The mappings of options provided in national versions of the student questionnaire for the two possible values for the “International Language at Home” variable (ST022Q01TA) are the responsibility of national PISA centres. For example, for students in the Flemish Community of Belgium, “Flemish dialect” was considered (together with “Dutch”) as equivalent to the “Language of test”; for students in the French Community and German-speaking Community (respectively), Walloon (a French dialect) and a German dialect were considered to be equivalent to “Another language”.
Mathematics Anxiety (ANXMAT)
The index of mathematics anxiety (ANXMAT) was constructed using student responses to question (ST345) over the extent they strongly agreed, agreed, disagreed or strongly disagreed with the following statements when asked to think about studying mathematics: “I often worry that it will be difficult for me in mathematics classes”; “I get very tense when I have to do mathematics homework”; “I get very nervous doing mathematics problems”; “I feel helpless when doing a mathematics problem”; “I worry that I will get poor <grades> in mathematics”; and “I feel anxious about failing in mathematics”.
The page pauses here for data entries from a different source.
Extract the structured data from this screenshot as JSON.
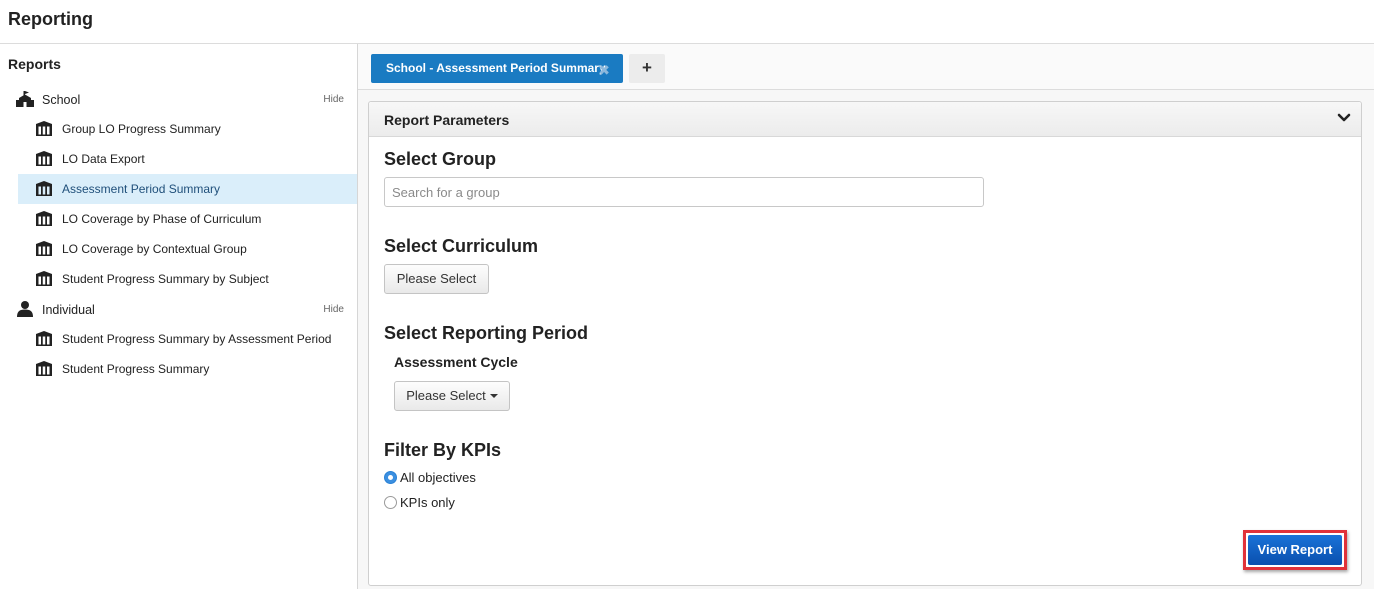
{
  "app": {
    "title": "Reporting"
  },
  "sidebar": {
    "title": "Reports",
    "groups": [
      {
        "label": "School",
        "hide_label": "Hide",
        "icon": "school-icon",
        "items": [
          {
            "label": "Group LO Progress Summary",
            "icon": "report-icon"
          },
          {
            "label": "LO Data Export",
            "icon": "report-icon"
          },
          {
            "label": "Assessment Period Summary",
            "icon": "report-icon",
            "active": true
          },
          {
            "label": "LO Coverage by Phase of Curriculum",
            "icon": "report-icon"
          },
          {
            "label": "LO Coverage by Contextual Group",
            "icon": "report-icon"
          },
          {
            "label": "Student Progress Summary by Subject",
            "icon": "report-icon"
          }
        ]
      },
      {
        "label": "Individual",
        "hide_label": "Hide",
        "icon": "person-icon",
        "items": [
          {
            "label": "Student Progress Summary by Assessment Period",
            "icon": "report-icon"
          },
          {
            "label": "Student Progress Summary",
            "icon": "report-icon"
          }
        ]
      }
    ]
  },
  "tabs": {
    "active_label": "School - Assessment Period Summary",
    "close_glyph": "✖",
    "add_glyph": "+"
  },
  "panel": {
    "title": "Report Parameters",
    "select_group": {
      "title": "Select Group",
      "search_placeholder": "Search for a group"
    },
    "select_curriculum": {
      "title": "Select Curriculum",
      "button_label": "Please Select"
    },
    "select_reporting_period": {
      "title": "Select Reporting Period",
      "subtitle": "Assessment Cycle",
      "dropdown_label": "Please Select"
    },
    "filter_kpis": {
      "title": "Filter By KPIs",
      "options": [
        {
          "label": "All objectives",
          "checked": true
        },
        {
          "label": "KPIs only",
          "checked": false
        }
      ]
    },
    "view_report_label": "View Report"
  },
  "colors": {
    "tab_active": "#1a7bc2",
    "selected_row": "#daeefa",
    "primary_button": "#0a5fc4",
    "highlight_border": "#e0323a"
  }
}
In addition to the indices listed above, the following database variables were used in this report.
Student gender (ST004)
Age of arrival in country of test (ST021) (only for students who were born in a country that is different of the country of test)
Food insecurity (ST258)
References
[4] Ganzeboom, H. and D. Treiman (2003), “Three Internationally Standardised Measures for Comparative Research on Occupational Status”, in Advances in Cross-National Comparison, Springer US, Boston, MA, https://doi.org/10.1007/978-1-4419-9186-7_9.
[1] OECD (2023), PISA 2022 Assessment and Analytical Framework, PISA, OECD Publishing, Paris, https://doi.org/10.1787/dfe0bf9c-en.
[2] OECD (Forthcoming), PISA 2022 Technical Report, PISA, OECD Publishing, Paris.
[3] UNESCO (2012), International Standard Classification of Education ISCED 2011.